Eleanor Friedberger| Photo by Josh Pelta-Heller for WXPN | hellerhound.com
Eleanor Friedberger takes charge at Milkboy on Friday
MilkBoy is the kind of venue where if you’re not careful, you might accidentally knock over an opening band’s gear. It’s the kind of place that does apparently soundchecks in real time for a live studio audience.
Eleanor Friedberger’s band grappled with that soundcheck early in their set, as she complained with good reason about the levels, and the random fog machine, while at the same time apologizing for boring the crowd with the details that in the end were never fully resolved. “It should all be show business, I know,” she said, “all just happen magically.”
In an interview that we published last week, Friedberger seemed to have demurred a little bit when asked if she was a perfectionist about her recordings, saying she isn’t the one “turning the knobs.” Still, her attention to detail early on Friday night was testament to the perhaps innate proficiency that she demonstrates consistently across all of her work. She knows what sounds right, and her brand of perfect indie-pop tends to benefit from a commensurate engineer.
At Eleanor Friedberger’s show in Philly there was a house full of hipsters – who were missing Kool Keith at Kung Fu Necktie for this – all enjoying the enjoy the 14-song set, heavy on her latest material and seldomly interrupted by stage banter.

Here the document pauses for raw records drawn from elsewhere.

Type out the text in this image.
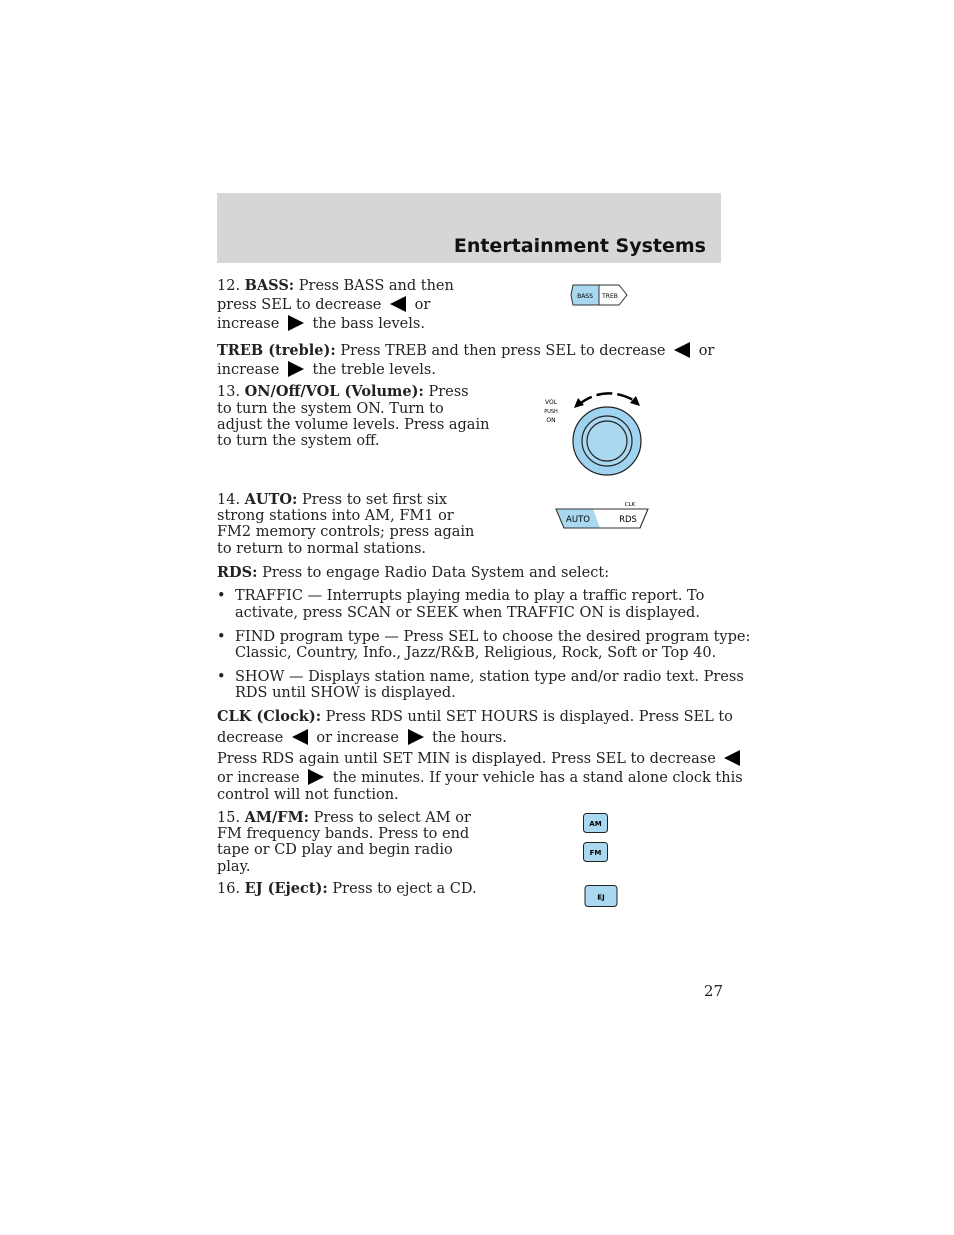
Entertainment Systems
12. BASS: Press BASS and then
press SEL to decrease or
increase the bass levels.
BASS TREB
TREB (treble): Press TREB and then press SEL to decrease or
increase the treble levels.
13. ON/Off/VOL (Volume): Press
to turn the system ON. Turn to
adjust the volume levels. Press again
to turn the system off.
VOL
PUSH
ON
14. AUTO: Press to set first six
strong stations into AM, FM1 or
FM2 memory controls; press again
to return to normal stations.
CLK
AUTO	RDS
RDS: Press to engage Radio Data System and select:
• TRAFFIC — Interrupts playing media to play a traffic report. To
activate, press SCAN or SEEK when TRAFFIC ON is displayed.
• FIND program type — Press SEL to choose the desired program type:
Classic, Country, Info., Jazz/R&B, Religious, Rock, Soft or Top 40.
• SHOW — Displays station name, station type and/or radio text. Press
RDS until SHOW is displayed.
CLK (Clock): Press RDS until SET HOURS is displayed. Press SEL to
decrease or increase the hours.
Press RDS again until SET MIN is displayed. Press SEL to decrease
or increase the minutes. If your vehicle has a stand alone clock this
control will not function.
15. AM/FM: Press to select AM or
FM frequency bands. Press to end
tape or CD play and begin radio
play.
AM
FM
16. EJ (Eject): Press to eject a CD.
EJ
27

Joey Sweeney and the Long Hair Arkestra deserve a nod for that mid-nineties’ alt-country open-road swagger and vocals and arrangements that best approximated Being There-era Wilco. “I have a feeling,” noted Sweeney, “we’re not getting the ‘opening band’ treatment. And it’s the merit of the club and the people you’re on the bill with when it doesn’t happen.”
And speaking of the merit of the people they were on the bill with, Brooklyn’s Big Thief made a decent run at stealing the night, with the urgency of tight musicianship and stage chemistry, and singer Adrianne Lenker’s dreamy electric ballads tastefully infused with just the right amount of heavy.